Naquele
arraial do Pau Fincado, havia um sujeitinho danado pra roubar coisas. Às vezes
galinha, às vezes cavalo, às vezes coisas miúdas. A verdade é que o dito cujo
era chegado em surrupiar bens alheios.
Todo
mundo daquele pequeno arraial já estava até acostumado com os tais furtos. E a
coisa chegou a tal ponto de constância que bastava alguém dar por falta de
qualquer objeto e lá vinha o comentário: “Ah, foi o Justino Larápio”.
E
foi numa dessas que sumiu o relógio do cumpadi João, um cidadão por demais
conhecido por aquelas bandas do Pau Fincado. Foi a conta de sumir o relógio
dele para o dito cujo correr pra delegacia mais próxima e dar parte do fato.
O
delegado pediu que o sêo João arranjasse três testemunhas para lavrar o
ocorrido e então prender o tal ladrãozinho popular.
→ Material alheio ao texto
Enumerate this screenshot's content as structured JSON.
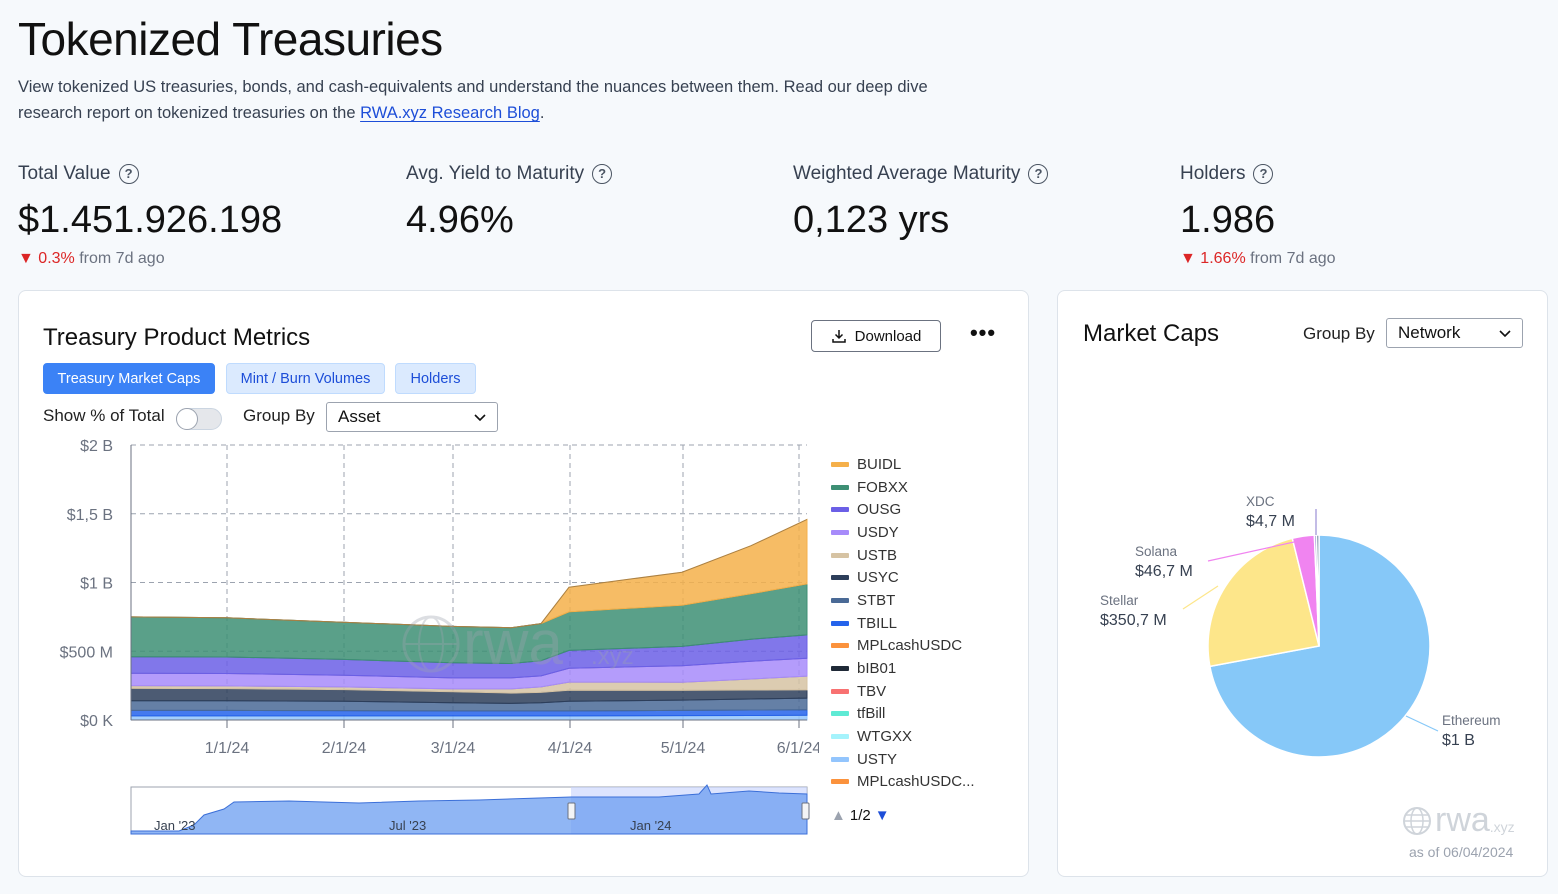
{
  "page": {
    "title": "Tokenized Treasuries",
    "intro_text": "View tokenized US treasuries, bonds, and cash-equivalents and understand the nuances between them. Read our deep dive research report on tokenized treasuries on the ",
    "intro_link": "RWA.xyz Research Blog",
    "intro_end": "."
  },
  "stats": [
    {
      "label": "Total Value",
      "value": "$1.451.926.198",
      "change": "0.3%",
      "change_suffix": "from 7d ago"
    },
    {
      "label": "Avg. Yield to Maturity",
      "value": "4.96%"
    },
    {
      "label": "Weighted Average Maturity",
      "value": "0,123 yrs"
    },
    {
      "label": "Holders",
      "value": "1.986",
      "change": "1.66%",
      "change_suffix": "from 7d ago"
    }
  ],
  "metrics_card": {
    "title": "Treasury Product Metrics",
    "download_label": "Download",
    "more_label": "•••",
    "tabs": [
      "Treasury Market Caps",
      "Mint / Burn Volumes",
      "Holders"
    ],
    "show_pct_label": "Show % of Total",
    "group_by_label": "Group By",
    "group_by_value": "Asset",
    "pager": "1/2"
  },
  "market_caps_card": {
    "title": "Market Caps",
    "group_by_label": "Group By",
    "group_by_value": "Network",
    "watermark": "rwa",
    "watermark_suffix": ".xyz",
    "as_of": "as of 06/04/2024"
  },
  "colors": {
    "accent": "#3b82f6",
    "negative": "#dc2626",
    "buidl": "#f5b04a",
    "fobxx": "#3d8f74",
    "ousg": "#6b5fe6"
  },
  "chart_data": [
    {
      "type": "area",
      "stacked": true,
      "x_ticks": [
        "1/1/24",
        "2/1/24",
        "3/1/24",
        "4/1/24",
        "5/1/24",
        "6/1/24"
      ],
      "y_ticks": [
        "$0 K",
        "$500 M",
        "$1 B",
        "$1,5 B",
        "$2 B"
      ],
      "ylim": [
        0,
        2000
      ],
      "y_unit": "M",
      "x": [
        "12/1/23",
        "1/1/24",
        "2/1/24",
        "3/1/24",
        "3/15/24",
        "3/28/24",
        "4/1/24",
        "5/1/24",
        "5/20/24",
        "6/4/24"
      ],
      "series": [
        {
          "name": "USTY",
          "color": "#93c5fd",
          "values": [
            30,
            30,
            30,
            30,
            30,
            30,
            30,
            32,
            33,
            34
          ]
        },
        {
          "name": "TBILL",
          "color": "#2563eb",
          "values": [
            40,
            40,
            38,
            36,
            36,
            36,
            36,
            38,
            40,
            40
          ]
        },
        {
          "name": "STBT",
          "color": "#4a6a96",
          "values": [
            70,
            70,
            68,
            60,
            55,
            60,
            70,
            75,
            80,
            85
          ]
        },
        {
          "name": "USYC",
          "color": "#2d3e5a",
          "values": [
            90,
            88,
            85,
            80,
            75,
            75,
            80,
            70,
            65,
            60
          ]
        },
        {
          "name": "USTB",
          "color": "#d6c3a3",
          "values": [
            20,
            20,
            20,
            20,
            30,
            40,
            60,
            60,
            80,
            100
          ]
        },
        {
          "name": "USDY",
          "color": "#a78bfa",
          "values": [
            90,
            90,
            85,
            80,
            80,
            80,
            100,
            120,
            130,
            130
          ]
        },
        {
          "name": "OUSG",
          "color": "#6b5fe6",
          "values": [
            120,
            120,
            115,
            110,
            105,
            110,
            130,
            140,
            160,
            170
          ]
        },
        {
          "name": "FOBXX",
          "color": "#3d8f74",
          "values": [
            290,
            285,
            270,
            265,
            260,
            270,
            280,
            300,
            330,
            370
          ]
        },
        {
          "name": "BUIDL",
          "color": "#f5b04a",
          "values": [
            0,
            0,
            0,
            0,
            0,
            0,
            180,
            240,
            350,
            470
          ]
        }
      ],
      "legend": [
        "BUIDL",
        "FOBXX",
        "OUSG",
        "USDY",
        "USTB",
        "USYC",
        "STBT",
        "TBILL",
        "MPLcashUSDC",
        "bIB01",
        "TBV",
        "tfBill",
        "WTGXX",
        "USTY",
        "MPLcashUSDC..."
      ],
      "legend_colors": [
        "#f5b04a",
        "#3d8f74",
        "#6b5fe6",
        "#a78bfa",
        "#d6c3a3",
        "#2d3e5a",
        "#4a6a96",
        "#2563eb",
        "#fb923c",
        "#1f2937",
        "#f87171",
        "#5eead4",
        "#a5f3fc",
        "#93c5fd",
        "#fb923c"
      ],
      "navigator_labels": [
        "Jan '23",
        "Jul '23",
        "Jan '24"
      ],
      "watermark": "rwa",
      "watermark_suffix": ".xyz"
    },
    {
      "type": "pie",
      "slices": [
        {
          "label": "Ethereum",
          "value_label": "$1 B",
          "value": 1050,
          "color": "#86c8f8"
        },
        {
          "label": "Stellar",
          "value_label": "$350,7 M",
          "value": 350.7,
          "color": "#fde68a"
        },
        {
          "label": "Solana",
          "value_label": "$46,7 M",
          "value": 46.7,
          "color": "#f084f0"
        },
        {
          "label": "XDC",
          "value_label": "$4,7 M",
          "value": 4.7,
          "color": "#9b8fd6"
        },
        {
          "label": "",
          "value_label": "",
          "value": 5,
          "color": "#4b6b8a"
        }
      ]
    }
  ]
}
Arranjar três testemunhas
de que o tal Justino havia surrupiado qualquer coisa era fácil, dado à
popularidade do dito cujo pra esses afazeres fora da lei.
A
cena que conto agora transcorreu assim, sem tirar nem pôr. Intimado o Justino,
eis ali, ladrão, vítima e três testemunhas:
Delegado
(para a primeira testemunha) - O senhor viu o Justino roubar o
relógio do sêo João, aqui presente?
Testemunha
1 − Dotô. Vê, ansim com os óio, eu num posso dizê que vi. Mas sei que ele é
ladrão mêmo. O que ele vê na frente dele, ele passa a mão na hora. Pode prendê
ele, dotô!
Delegado
(para a segunda testemunha) − E o senhor? Viu o Justino roubar o relógio do sêo
João?
Testemunha
2 − Óia, dotô... num vô falá que vi ele fazê isso, mas todo mundo no arraiá
sabe que ele róba mêmo, uai. Pode prender sem susto. Eu garanto que foi ele que
robô esse relógio.
Delegado
(para a última testemunha) − E o senhor? Pode me dizer se viu o Justino roubar
o relógio do sêo João?
Testemunha
3 − Dotô, ponho minha mão no fogo si num foi ele. Prende logo esse
sem-vergonha, ladrão duma figa. Foi ele mêmo!
Delegado
− Mas o senhor não viu ele roubar? O senhor sabe que foi ele, mas não viu o
fato em si?
Testemunha
3 − Num carece de vê, dotô! Todo mundo sabe que ele róba. Pode preguntá pra
cidade intêra. Foi ele. Prende logo esse peste!
Delegado
(olhando firme para o Justino) − Olha aqui, Justino. Eu também tenho certeza de
que foi você que roubou o relógio do sêo João. Mas como não temos provas
cabíveis, palpáveis e congruentes... Você está, por mim, absolvido.
Justino
(espantado, arregalando os olhos para o delegado) − O que, dotô? O que que o
sinhô me diz? Eu tô absorvido???
Delegado
− Está absolvido.
Justino
− Qué dizê intão que eu tenho que devorvê o relógio?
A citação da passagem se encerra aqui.